Running the Pipeline

Basic Usage

python3 run_pipelineV2.py --data <path/to/data.csv> --outcome <outcome_name> -d ./results

Examples

Single outcomeMulti-seed loopSubset of outcomesData only (no training)

python3 run_pipelineV2.py \
  --data data.csv \
  --outcome ctn0094_relapse_event \
  -d ./results

# Loop through seeds 5–10 across all outcomes
python3 run_pipelineV2.py \
  --data data.csv \
  -l 5 10 \
  -d ./results

python3 run_pipelineV2.py \
  --data data.csv \
  -l 5 10 \
  -o ctn0094_relapse_event Ab_ling_1998 \
  -d ./results

# Run preprocessing + PSM only, skip model training
python3 run_pipelineV2.py \
  --data data.csv \
  --outcome ctn0094_relapse_event \
  --data_only \
  -d ./results

CLI Reference

Argument	Default	Description
`--data`	(required)	Path to cleaned input dataset (CSV)
`-o / --outcome`	all	Outcome(s) to run
`-l / --loop`	—	Min and max seed for multi-seed runs
`-d / --dir`	`""`	Output directory for results
`--type`	—	Endpoint type for custom outcomes: `logical`, `integer`, `survival`
`--majority`	`1`	Value representing the majority group in the PSM column
`--split`	`RaceEth`	Column used to define majority/minority groups
`--match`	`age is_female`	Columns to match on during PSM
`--group_size`	`500`	Size of each PSM group
`--heldout_size`	`100`	Size of the held-out evaluation set
`--heldout_set_percent_majority`	`58`	Percent majority in the held-out set
`--data_only`	`False`	Skip model training, save preprocessed data only
`-p / --prof`	—	Profiling mode: `simple` or `complex`

Viewing Results

After a run, your output directory contains:

results/
├── logs/                     # Execution logs per run
├── heldout_predictions/      # Held-out set predictions (CSV)
├── subset_predictions/       # Subset predictions by ratio (CSV)
├── heldout_evaluations/      # Metrics on the held-out set (CSV)
├── subset_evaluations/       # Metrics per demographic ratio (CSV)
└── experiments/              # Experiment metadata (JSON)
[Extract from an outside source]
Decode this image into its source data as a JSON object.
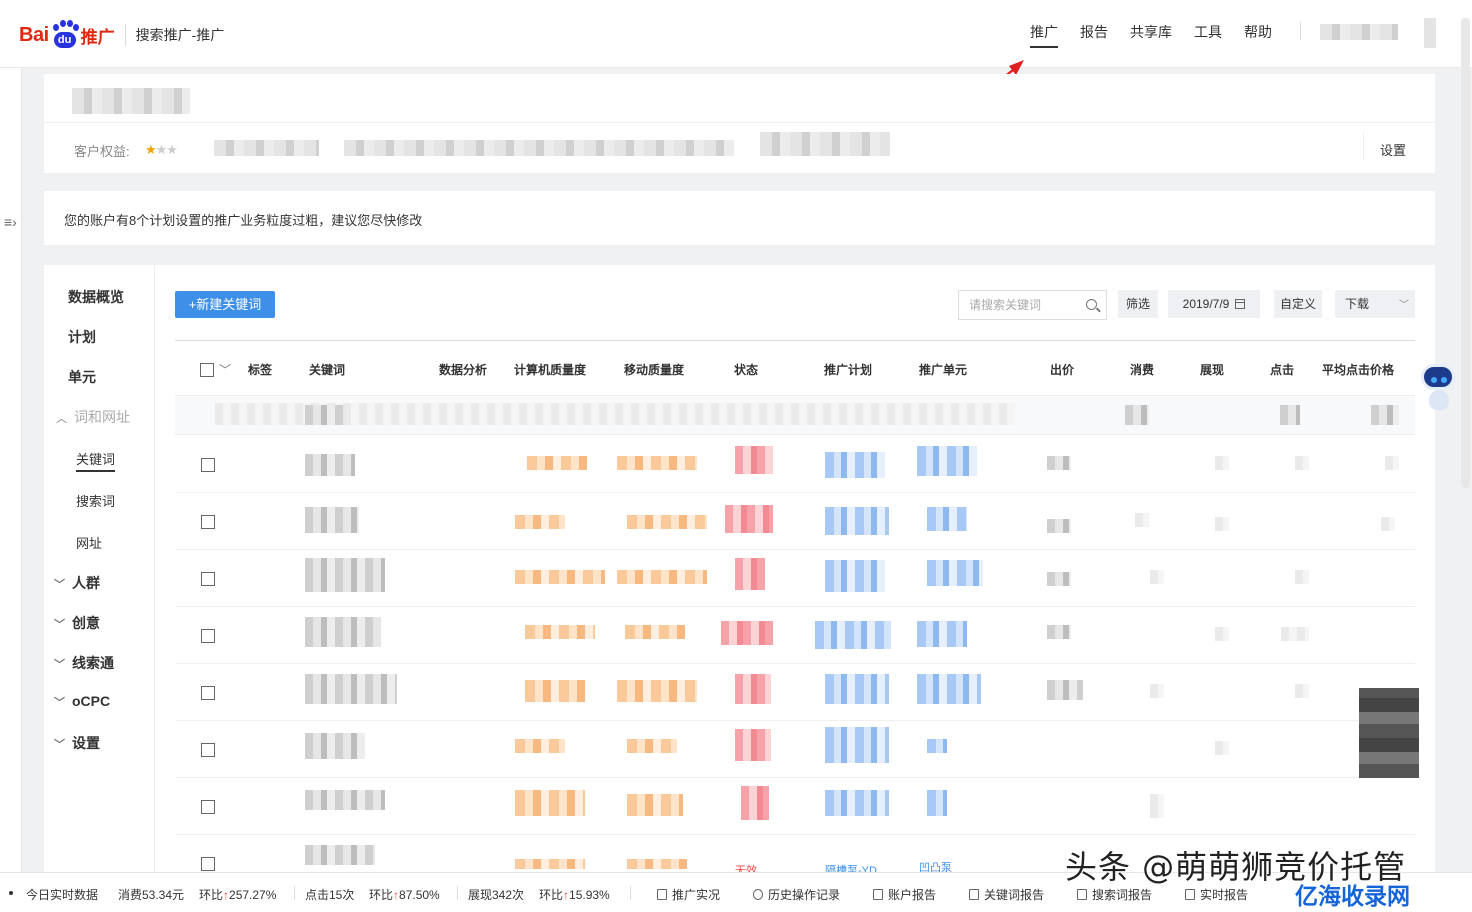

Reading the evaluation CSVs

Each row in an evaluation CSV corresponds to a different majority/minority demographic ratio. The rightmost columns are the evaluation metrics. Compare rows to see how model performance changes as the training cohort composition shifts.

R Package Installation

When you run PSM for the first time, you will be prompted to install R packages:

Would you like to install MatchIt?
1: Yes
2: No

Selection: 1

Select 1 for both MatchIt and optmatch. This only happens once.